Reflections

Primary Sources

Sunday, May 21, 2023

Seneca, Moral Letters 50.2


You know Harpasté, my wife's female clown; she has remained in my house, a burden incurred from a legacy. I particularly disapprove of these freaks; whenever I wish to enjoy the quips of a clown, I am not compelled to hunt far; I can laugh at myself. 
 
Now this clown suddenly became blind. The story sounds incredible, but I assure you that it is true: she does not know that she is blind. She keeps asking her attendant to change her quarters; she says that her apartments are too dark. 
 
You can see clearly that that which makes us smile in the case of Harpasté happens to all the rest of us; nobody understands that he is himself greedy, or that he is covetous. 
 
Yet the blind ask for a guide, while we wander without one, saying: "I am not self-seeking; but one cannot live at Rome in any other way. I am not extravagant, but mere living in the city demands a great outlay. It is not my fault that I have a choleric disposition, or that I have not settled down to any definite scheme of life; it is due to my youth." 
 
Why do we deceive ourselves? The evil that afflicts us is not external, it is within us, situated in our very vitals; for that reason we attain soundness with all the more difficulty, because we do not know that we are diseased. 
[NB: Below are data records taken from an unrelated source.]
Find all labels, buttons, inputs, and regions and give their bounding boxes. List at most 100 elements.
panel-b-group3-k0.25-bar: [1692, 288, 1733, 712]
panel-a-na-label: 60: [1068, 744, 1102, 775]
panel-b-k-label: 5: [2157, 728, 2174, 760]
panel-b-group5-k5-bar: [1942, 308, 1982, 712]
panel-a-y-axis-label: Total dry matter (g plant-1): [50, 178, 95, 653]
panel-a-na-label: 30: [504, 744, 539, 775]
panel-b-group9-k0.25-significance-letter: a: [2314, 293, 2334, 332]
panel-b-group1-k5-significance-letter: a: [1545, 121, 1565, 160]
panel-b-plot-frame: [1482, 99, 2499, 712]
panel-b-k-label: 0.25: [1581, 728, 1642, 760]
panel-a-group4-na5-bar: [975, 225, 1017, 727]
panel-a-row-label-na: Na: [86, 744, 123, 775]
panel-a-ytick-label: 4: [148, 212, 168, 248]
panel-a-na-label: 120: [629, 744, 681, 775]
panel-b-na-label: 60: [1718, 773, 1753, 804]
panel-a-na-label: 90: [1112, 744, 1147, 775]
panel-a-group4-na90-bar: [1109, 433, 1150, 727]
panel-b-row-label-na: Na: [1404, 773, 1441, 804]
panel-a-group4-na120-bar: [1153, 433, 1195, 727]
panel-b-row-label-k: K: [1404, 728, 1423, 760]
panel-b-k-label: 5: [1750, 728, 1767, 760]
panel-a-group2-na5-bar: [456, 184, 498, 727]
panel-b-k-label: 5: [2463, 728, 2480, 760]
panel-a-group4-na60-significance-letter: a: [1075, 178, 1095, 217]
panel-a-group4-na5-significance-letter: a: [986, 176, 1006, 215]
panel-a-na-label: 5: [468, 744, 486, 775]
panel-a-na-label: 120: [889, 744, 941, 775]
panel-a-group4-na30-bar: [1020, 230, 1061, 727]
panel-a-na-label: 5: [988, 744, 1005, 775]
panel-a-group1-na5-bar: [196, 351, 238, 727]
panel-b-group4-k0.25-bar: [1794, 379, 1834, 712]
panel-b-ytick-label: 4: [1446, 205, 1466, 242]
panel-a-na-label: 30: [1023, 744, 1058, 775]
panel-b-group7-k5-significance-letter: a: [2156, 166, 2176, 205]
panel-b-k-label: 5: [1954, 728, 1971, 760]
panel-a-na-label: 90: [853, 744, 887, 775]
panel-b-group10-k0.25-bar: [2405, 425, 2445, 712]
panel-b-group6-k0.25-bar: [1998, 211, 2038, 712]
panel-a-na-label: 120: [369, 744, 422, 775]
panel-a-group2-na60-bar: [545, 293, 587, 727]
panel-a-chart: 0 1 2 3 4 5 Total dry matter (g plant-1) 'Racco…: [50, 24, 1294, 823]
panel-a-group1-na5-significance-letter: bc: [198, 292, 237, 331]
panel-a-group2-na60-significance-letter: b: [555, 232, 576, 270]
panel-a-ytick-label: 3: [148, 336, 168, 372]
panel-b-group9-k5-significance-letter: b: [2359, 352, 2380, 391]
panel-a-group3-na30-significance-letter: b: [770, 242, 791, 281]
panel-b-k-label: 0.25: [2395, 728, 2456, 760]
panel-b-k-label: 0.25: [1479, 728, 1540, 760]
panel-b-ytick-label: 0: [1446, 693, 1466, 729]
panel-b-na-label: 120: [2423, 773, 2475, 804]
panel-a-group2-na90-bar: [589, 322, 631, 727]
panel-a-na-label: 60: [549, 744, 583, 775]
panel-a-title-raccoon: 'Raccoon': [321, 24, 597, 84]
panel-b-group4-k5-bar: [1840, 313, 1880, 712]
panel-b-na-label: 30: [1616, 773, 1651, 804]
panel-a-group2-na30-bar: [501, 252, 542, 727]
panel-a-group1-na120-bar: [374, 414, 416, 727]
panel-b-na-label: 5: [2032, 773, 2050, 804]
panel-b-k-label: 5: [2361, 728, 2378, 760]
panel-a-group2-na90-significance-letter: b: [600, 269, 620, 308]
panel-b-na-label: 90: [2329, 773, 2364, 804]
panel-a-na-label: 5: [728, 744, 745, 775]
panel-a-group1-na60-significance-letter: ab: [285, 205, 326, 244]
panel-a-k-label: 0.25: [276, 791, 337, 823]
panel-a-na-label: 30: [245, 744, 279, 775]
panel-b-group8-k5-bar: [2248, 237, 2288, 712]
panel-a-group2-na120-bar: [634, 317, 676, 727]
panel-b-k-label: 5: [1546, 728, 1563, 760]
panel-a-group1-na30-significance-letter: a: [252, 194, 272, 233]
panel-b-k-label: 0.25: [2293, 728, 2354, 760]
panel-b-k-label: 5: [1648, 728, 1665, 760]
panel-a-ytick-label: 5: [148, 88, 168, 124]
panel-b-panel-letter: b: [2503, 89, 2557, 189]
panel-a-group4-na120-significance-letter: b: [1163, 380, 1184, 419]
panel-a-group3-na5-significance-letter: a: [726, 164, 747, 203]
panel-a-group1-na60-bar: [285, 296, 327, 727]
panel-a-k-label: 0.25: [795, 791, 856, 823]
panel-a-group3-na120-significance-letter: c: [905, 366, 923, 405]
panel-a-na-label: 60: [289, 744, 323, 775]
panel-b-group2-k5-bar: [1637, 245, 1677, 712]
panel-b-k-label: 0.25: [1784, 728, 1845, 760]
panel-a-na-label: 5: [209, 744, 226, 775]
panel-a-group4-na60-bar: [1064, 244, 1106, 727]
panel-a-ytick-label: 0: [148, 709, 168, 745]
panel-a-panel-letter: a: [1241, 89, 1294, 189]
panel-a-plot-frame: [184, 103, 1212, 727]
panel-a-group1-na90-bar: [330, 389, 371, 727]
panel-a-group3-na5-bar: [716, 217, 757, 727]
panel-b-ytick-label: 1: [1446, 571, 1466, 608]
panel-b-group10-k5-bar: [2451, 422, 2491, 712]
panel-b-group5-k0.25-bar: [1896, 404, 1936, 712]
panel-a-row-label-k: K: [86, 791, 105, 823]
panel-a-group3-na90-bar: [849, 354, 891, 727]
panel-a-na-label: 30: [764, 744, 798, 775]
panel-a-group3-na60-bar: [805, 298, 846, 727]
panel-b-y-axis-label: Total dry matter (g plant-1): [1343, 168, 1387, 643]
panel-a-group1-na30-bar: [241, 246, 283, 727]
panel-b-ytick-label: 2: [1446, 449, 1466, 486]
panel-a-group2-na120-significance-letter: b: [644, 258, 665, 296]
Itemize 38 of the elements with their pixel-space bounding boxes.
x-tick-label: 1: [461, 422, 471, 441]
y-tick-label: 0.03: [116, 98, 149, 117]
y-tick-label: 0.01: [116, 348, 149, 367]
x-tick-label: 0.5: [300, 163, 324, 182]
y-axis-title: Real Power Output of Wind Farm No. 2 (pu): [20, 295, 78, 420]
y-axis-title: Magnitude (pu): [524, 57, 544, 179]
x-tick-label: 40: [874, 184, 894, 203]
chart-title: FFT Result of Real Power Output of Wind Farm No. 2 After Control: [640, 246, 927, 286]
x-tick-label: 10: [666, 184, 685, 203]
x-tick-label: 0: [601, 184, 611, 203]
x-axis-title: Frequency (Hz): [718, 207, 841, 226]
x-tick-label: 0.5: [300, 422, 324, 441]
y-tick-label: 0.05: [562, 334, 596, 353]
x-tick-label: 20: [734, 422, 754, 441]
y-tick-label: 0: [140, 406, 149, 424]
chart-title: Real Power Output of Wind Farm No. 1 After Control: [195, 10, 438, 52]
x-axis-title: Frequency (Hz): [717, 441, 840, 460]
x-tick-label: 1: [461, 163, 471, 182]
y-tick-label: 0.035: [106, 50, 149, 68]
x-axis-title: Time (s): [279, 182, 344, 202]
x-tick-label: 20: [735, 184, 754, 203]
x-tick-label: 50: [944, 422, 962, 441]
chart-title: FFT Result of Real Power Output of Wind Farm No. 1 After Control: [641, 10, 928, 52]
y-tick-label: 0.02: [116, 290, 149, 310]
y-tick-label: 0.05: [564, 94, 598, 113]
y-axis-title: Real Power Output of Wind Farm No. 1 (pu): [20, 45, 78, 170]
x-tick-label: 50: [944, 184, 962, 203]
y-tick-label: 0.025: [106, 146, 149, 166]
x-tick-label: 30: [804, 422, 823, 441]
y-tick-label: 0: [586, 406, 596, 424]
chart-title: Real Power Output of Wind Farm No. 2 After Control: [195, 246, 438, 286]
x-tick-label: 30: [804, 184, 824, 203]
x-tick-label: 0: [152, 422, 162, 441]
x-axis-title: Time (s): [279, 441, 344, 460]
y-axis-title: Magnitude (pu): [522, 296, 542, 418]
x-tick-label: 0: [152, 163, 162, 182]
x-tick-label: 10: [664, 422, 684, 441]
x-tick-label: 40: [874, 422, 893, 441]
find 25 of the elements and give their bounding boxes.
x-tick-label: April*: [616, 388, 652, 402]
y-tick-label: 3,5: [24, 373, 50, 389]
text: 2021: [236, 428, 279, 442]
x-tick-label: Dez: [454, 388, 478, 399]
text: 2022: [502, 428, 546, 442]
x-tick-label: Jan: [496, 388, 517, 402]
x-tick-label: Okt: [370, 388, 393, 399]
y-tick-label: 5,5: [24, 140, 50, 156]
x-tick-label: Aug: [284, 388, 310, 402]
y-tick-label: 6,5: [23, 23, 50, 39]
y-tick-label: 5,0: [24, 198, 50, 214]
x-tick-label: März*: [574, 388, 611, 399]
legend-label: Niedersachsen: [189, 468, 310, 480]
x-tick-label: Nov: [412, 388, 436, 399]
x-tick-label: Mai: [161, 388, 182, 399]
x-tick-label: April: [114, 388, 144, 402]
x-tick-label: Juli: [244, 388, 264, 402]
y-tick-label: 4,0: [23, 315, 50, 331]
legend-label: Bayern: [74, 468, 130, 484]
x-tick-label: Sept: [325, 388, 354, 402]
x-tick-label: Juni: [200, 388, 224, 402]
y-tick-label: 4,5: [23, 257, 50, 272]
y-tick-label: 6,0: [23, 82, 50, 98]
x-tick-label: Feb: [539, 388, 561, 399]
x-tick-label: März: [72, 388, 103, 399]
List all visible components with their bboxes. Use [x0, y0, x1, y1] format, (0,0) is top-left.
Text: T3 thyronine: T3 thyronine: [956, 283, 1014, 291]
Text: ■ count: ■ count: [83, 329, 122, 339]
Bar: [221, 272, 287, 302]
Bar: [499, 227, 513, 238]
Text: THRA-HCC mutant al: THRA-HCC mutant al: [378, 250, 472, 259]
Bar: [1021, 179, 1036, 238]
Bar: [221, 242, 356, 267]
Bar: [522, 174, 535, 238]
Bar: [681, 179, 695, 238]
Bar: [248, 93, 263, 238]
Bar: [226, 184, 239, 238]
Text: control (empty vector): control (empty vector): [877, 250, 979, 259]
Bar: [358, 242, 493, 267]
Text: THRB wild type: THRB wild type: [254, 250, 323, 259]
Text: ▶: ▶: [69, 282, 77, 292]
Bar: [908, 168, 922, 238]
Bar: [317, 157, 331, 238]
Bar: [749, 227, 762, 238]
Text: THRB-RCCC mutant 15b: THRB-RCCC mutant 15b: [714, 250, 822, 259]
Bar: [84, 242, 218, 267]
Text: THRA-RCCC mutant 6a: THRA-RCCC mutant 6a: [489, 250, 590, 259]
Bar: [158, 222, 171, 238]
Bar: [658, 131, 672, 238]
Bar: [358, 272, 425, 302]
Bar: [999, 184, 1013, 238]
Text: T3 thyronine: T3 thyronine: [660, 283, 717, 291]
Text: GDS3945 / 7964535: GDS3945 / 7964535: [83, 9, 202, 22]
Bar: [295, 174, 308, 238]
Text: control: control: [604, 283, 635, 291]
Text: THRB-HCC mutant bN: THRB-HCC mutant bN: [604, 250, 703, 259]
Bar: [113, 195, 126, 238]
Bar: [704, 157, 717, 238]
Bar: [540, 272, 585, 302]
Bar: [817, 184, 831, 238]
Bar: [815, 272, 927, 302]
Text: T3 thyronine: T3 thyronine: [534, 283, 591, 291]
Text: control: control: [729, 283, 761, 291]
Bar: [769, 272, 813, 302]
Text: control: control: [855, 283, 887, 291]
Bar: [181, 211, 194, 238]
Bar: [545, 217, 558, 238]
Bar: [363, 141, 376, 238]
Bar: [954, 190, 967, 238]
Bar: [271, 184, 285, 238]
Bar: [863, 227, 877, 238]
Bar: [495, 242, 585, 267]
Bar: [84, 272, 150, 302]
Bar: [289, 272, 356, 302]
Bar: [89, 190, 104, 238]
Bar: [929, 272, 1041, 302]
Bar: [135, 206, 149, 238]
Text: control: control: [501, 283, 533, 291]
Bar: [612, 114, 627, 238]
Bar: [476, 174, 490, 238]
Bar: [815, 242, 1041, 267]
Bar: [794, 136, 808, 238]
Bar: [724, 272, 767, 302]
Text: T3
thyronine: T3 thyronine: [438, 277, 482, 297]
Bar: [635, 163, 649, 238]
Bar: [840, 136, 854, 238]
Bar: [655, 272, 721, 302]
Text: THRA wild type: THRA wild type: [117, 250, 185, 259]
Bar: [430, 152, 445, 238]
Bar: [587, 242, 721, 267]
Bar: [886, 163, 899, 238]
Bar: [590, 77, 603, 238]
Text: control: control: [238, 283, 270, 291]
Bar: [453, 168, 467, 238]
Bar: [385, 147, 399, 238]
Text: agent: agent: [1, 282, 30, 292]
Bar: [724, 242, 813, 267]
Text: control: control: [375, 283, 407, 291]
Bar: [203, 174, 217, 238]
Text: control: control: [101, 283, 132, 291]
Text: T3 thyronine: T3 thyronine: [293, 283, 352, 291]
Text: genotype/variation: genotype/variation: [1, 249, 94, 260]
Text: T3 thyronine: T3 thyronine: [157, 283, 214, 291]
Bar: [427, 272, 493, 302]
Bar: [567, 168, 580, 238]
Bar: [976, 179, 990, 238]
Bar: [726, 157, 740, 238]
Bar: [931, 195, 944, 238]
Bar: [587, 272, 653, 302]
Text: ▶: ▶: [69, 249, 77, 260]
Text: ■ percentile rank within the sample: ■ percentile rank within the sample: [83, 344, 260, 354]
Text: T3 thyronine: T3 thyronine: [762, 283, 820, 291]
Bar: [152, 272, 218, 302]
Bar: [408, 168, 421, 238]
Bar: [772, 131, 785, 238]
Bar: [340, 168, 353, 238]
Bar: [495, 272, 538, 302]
—from Seneca, Moral Letters 50 
 
I’m afraid I find any sort of clown, mime, or jester to be unnerving instead of amusing, and so I can’t imagine the discomfort of having one live in my home. Who says the rich have it easier? Even the prospect of a maid or a butler disturbs me, for what becomes of the man who has others doing for him what he is meant to do for himself? 
 
Like Seneca, I am already ridiculous enough on my own, and I do not require anyone to play the fool for my entertainment. Yet I should not let myself grow smug, because I know how easy it is for me to fall into delusion. 
 
As for blindness, I must finally admit how these eyes that were once so sharp are now going cloudy. My wife giggles when I can’t read the fine print, and the dreaded glasses are surely around the corner. If I have difficulty in accepting that I can’t see, in what more serious ways might I also be in denial? 
 
It’s bad enough to lie to another, but lying to oneself is a far deeper form of rot. As much as I insist on how I am trying to be a good man, that isn’t quite the same thing as actually being a good man, and so I am prone to continue making excuses for craving the basest glory and gratification. 
 
The words Seneca uses to describe such alibis ring as true today as they did back then, for the highs and lows of our human nature haven’t really changed. We will say that living in the big city requires following the big city rules, or that our careers allow us no option but to surround ourselves with decadence, or that our shallow interests and ill-tempered personalities are just a result of living in a hectic world. 
 
Hard experience has taught me to be suspicious of any man who claims he “didn’t have a choice.” Don’t trust him, for he doesn’t even trust his own convictions. There is always a choice, however imposing the circumstances.